The situation gets more complicated, however, when you consider the case of a LTR word in a RTL phrase in a LTR sentence. Indeed, these nestings can be arbitrarily deep. The model that bidirectional processing uses to represent this is that each character is assigned a “depth”, and even depths represent LTR contexts and odd depths represent RTL contexts. In the previous example, the LTR word would have a depth of 2, the surrounding phrase would have a depth of 1, and the sentence would have a depth of 0. If the base direction of the line is RTL, you simply start your bidirectional processing at a depth of 1.

Once you have all your depths, you can collect sequences of equal depths and handle these sequences independently. Once you have done this, the depth values themselves cease to be important, and you are left with simply a collection of runs, where each run has uniform directionality. In the above example, there would be 5 runs, each alternating directionality.

What’s more, there are ways to provide operators inside the text stream that provide signals to the bidi algorithm. There are 3 pairs of formatting operators, each with a start code point and and end code point: embeddings, overrides, and isolates. Embeddings allow you to be explicit about pushing and popping additional levels onto the depth stack. Overrides allow you to bypass the bidi algorithm, forcing the directionality of the inner text. Isolates specify that the algorithm should be applied recursively and independently to the inner text. There are specific code points which represent each of these operators, as well as HTML5 DOM elements.

The algorithm that actually comes up with all of these depth values involves tables regarding which directionality any given character is, and rules regarding how to respond when you encounter any particular class of character. The algorithm itself is fairly complicated and has to, for example, deal with characters that do not have strong directionality (like punctuation) and with things like making sure that matching brackets always face each other. Luckily, there is a specification for this algorithm, called “UAX #9” from the Unicode consortium. The fact that it is Unicode who is speccing this makes sense, since the algorithm operates on properties of codepoints, which Unicode has defined, and since all text processing programs (both inside web browsers and out) would need to implement this algorithm.
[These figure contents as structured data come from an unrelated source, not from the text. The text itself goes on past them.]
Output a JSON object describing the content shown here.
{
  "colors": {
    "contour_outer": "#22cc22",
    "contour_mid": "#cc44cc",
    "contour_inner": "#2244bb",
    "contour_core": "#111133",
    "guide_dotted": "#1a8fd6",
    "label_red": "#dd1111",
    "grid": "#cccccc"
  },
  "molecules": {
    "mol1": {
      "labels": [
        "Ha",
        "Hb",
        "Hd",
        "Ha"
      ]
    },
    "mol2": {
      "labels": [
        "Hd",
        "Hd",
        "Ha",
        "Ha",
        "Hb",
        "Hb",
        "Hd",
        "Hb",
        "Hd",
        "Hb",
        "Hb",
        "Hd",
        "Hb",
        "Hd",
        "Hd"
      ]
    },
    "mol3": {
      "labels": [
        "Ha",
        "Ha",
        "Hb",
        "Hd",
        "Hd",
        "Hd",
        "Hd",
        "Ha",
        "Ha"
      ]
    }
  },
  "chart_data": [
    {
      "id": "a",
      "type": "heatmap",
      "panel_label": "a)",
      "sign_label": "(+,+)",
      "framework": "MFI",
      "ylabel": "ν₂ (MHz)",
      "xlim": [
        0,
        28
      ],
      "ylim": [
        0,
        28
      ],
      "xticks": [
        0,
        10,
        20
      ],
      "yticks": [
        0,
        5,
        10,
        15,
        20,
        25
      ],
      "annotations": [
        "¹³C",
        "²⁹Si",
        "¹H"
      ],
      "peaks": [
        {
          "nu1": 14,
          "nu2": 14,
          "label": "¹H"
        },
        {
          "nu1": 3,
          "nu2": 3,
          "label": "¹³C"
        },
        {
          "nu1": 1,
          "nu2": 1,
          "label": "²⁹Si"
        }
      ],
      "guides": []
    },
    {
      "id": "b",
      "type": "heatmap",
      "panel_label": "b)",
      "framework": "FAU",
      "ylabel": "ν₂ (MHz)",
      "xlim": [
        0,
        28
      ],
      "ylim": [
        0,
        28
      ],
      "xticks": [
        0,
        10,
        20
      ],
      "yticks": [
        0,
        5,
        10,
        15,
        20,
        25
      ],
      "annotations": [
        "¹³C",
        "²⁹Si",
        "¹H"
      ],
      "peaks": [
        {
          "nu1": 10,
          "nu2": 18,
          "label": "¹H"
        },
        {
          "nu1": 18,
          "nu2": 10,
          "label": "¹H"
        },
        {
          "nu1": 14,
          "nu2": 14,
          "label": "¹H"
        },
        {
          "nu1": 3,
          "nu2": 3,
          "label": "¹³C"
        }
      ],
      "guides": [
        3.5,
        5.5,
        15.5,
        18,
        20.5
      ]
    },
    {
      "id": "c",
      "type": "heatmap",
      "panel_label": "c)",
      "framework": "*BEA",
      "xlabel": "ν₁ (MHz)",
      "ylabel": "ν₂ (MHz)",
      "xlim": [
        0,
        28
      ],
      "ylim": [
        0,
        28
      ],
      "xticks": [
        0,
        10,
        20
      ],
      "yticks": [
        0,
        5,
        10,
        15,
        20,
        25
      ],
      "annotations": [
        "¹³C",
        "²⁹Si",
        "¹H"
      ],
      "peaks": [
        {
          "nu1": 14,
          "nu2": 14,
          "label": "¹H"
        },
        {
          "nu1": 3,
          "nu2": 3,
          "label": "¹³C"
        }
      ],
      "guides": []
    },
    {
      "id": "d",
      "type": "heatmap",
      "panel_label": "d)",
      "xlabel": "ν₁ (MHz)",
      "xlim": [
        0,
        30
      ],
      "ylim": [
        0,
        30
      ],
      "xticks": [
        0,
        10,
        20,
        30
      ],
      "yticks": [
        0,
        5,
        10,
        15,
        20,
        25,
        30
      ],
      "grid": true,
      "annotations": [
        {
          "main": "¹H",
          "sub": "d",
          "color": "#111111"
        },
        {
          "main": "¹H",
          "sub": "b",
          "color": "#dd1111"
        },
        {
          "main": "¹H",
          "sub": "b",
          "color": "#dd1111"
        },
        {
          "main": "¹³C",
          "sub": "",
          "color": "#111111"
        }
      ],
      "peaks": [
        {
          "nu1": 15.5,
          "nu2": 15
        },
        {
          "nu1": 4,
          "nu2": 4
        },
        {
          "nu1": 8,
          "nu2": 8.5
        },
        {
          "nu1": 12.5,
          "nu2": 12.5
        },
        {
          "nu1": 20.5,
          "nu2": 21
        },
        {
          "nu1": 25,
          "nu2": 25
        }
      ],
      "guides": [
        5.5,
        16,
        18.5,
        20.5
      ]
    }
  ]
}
ICU implements this algorithm; however, its implementation is not suitable for WebKit because WebKit needs to handle arbitrary DOM content in a line, rather than simple text. Because of this, WebKit implements their own version of this algorithm, in constructBidiRunsForSegment(), which uses an InlineBidiResolver to populate a BidiRunList. The algorithm itself is inside BidiResolver::createBidiRunsForLine(), and it loops over its content, calls into ICU on each codepoint, updates internal state, and periodically appending runs to the BidiRunList whenever it has finished a run.

From here on out, all layout is performed in terms of these BidiRuns, so it’s worth looking into the data structure a little bit. A BidiRun is a linked list node, so it’s possible to iterate through all the runs in a line by just calling next() on a run. In addition, it has a RenderObject which represents the renderer that the node is created from (encountering a new renderer causes a run to unconditionally be ended), and an InlineBox pointer which represents layout information which will be filled in later. It also has start and stop indices into the renderer, so you know which part of the renderer’s string this run represents, as well as the bidi level.

That’s it for bidirectional processing. Now that we have our BidiRunList, we can create InlineBoxes for the BidiRuns, and then lay out the InlineBoxes.